Actually there have been too many amazing things that have confirmed that this is a “meant to be” trip, not the least of which has been the peace we feel about it-(well most of the time I do–Mom)
We love you and will miss you like crazy, but know you are living your dream and are in good hands wherever you choose to be. Hurry back!
December 28th, 2005 at 7:00 am
We’ll be very interested to hear about your trip down and around Africa … when you get that far. In the mean time we’ll try to keep track of your blog.
December 28th, 2005 at 9:15 am
I love the blog idea! This will no doubt be an awesome trip.
I have always said that my time in the Peace Corps was the best training for working at the legislature. It probably works in reverse as well, so you are well prepared for whatever may come your way on this adventure.
Best of luck….
December 29th, 2005 at 8:15 pm
Let’s see, I join the Navy, get sent to Italy for two years, yet somehow I’m still outdone by you and your Jules Verne adventure. I can’t emphasize how excited I am for you. Again, you’re my hero. Take care, good luck, stay healthy, and most importantly, have fun!
January 2nd, 2006 at 10:13 pm
I know I sent you an e-mail but thought it might be a nice surprise to get a little note on here too. Hope you are out there having fun already. Miss you and Take Care.
January 3rd, 2006 at 12:21 pm
Aunt Marsha sent me the link to your blog, and I am just THRILLED for you– and can’t wait to read all about your amazing adventures. You are such a super star!!!!!! I will be thinking of you constantly….
Cousin Megan
January 4th, 2006 at 3:38 pm
We always heard it was the guys in Italy that were ” Grabbers”
Use the old knee trick and leave them groaning & moaning.
For all others leave them one of your beautiful smiles!!

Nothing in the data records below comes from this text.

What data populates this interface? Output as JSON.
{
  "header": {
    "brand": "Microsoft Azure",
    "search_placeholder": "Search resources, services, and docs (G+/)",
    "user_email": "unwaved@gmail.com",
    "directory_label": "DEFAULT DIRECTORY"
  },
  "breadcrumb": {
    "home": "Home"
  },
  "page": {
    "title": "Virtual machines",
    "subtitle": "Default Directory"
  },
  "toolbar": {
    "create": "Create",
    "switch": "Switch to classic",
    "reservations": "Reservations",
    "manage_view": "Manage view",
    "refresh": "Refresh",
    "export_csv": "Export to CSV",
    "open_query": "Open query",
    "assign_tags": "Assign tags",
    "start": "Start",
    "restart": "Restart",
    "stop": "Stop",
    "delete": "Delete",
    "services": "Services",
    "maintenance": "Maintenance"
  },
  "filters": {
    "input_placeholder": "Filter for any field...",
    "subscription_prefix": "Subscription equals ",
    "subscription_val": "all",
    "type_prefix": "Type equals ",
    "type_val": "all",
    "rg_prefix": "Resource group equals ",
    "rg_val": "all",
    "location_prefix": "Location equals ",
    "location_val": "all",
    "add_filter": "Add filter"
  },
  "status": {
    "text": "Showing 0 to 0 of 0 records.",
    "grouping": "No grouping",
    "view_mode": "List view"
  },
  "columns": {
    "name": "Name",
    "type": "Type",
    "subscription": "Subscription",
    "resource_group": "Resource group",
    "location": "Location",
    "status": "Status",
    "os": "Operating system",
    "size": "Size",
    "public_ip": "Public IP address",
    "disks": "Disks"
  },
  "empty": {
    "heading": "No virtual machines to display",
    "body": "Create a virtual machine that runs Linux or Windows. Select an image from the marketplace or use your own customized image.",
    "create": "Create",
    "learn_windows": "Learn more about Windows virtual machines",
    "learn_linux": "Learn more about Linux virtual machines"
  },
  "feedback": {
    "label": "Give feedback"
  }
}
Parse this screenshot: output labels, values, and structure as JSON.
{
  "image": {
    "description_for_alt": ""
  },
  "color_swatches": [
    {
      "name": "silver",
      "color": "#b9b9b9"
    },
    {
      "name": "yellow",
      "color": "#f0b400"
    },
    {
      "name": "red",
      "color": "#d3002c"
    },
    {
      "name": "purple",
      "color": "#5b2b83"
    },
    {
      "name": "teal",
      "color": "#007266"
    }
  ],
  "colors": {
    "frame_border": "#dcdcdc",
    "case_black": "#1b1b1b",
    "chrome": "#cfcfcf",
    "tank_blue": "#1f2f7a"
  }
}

Waiting [impatiently] for another email. Loved the one about Paris! Wish I was with you!!
Love & Big Hugs
Mam`ma & Pap`pa Brown
January 5th, 2006 at 4:46 pm
Must admit, this is the first blog thingy I have ever used. Its 1640 Eastern time…so that puts you either at some hostel or some club/pub/bar. I hope the latter is the case. Hope all is well and I hope the gloom of europe in January beats that of Minnesota’s. Trust me, the entire two weeks I spent in MN i didnt see the damn sun once. i don’t even know if this is where I am supposed to post messages
Hope your having fun!
January 5th, 2006 at 10:21 pm
hey check your hotmail account, sleezy, i left jennas phone number if you have any questions (besides where babys come from) just send me an email branden_52@hotmail.com and i will check for the next few days in case you need another number or need some other way to contact jenna. see yah.
January 23rd, 2006 at 6:03 pm
Time for an update! I’ve been waiting to hear about your travels of the past few weeks…. and I can hardly stand the wait any longer!!!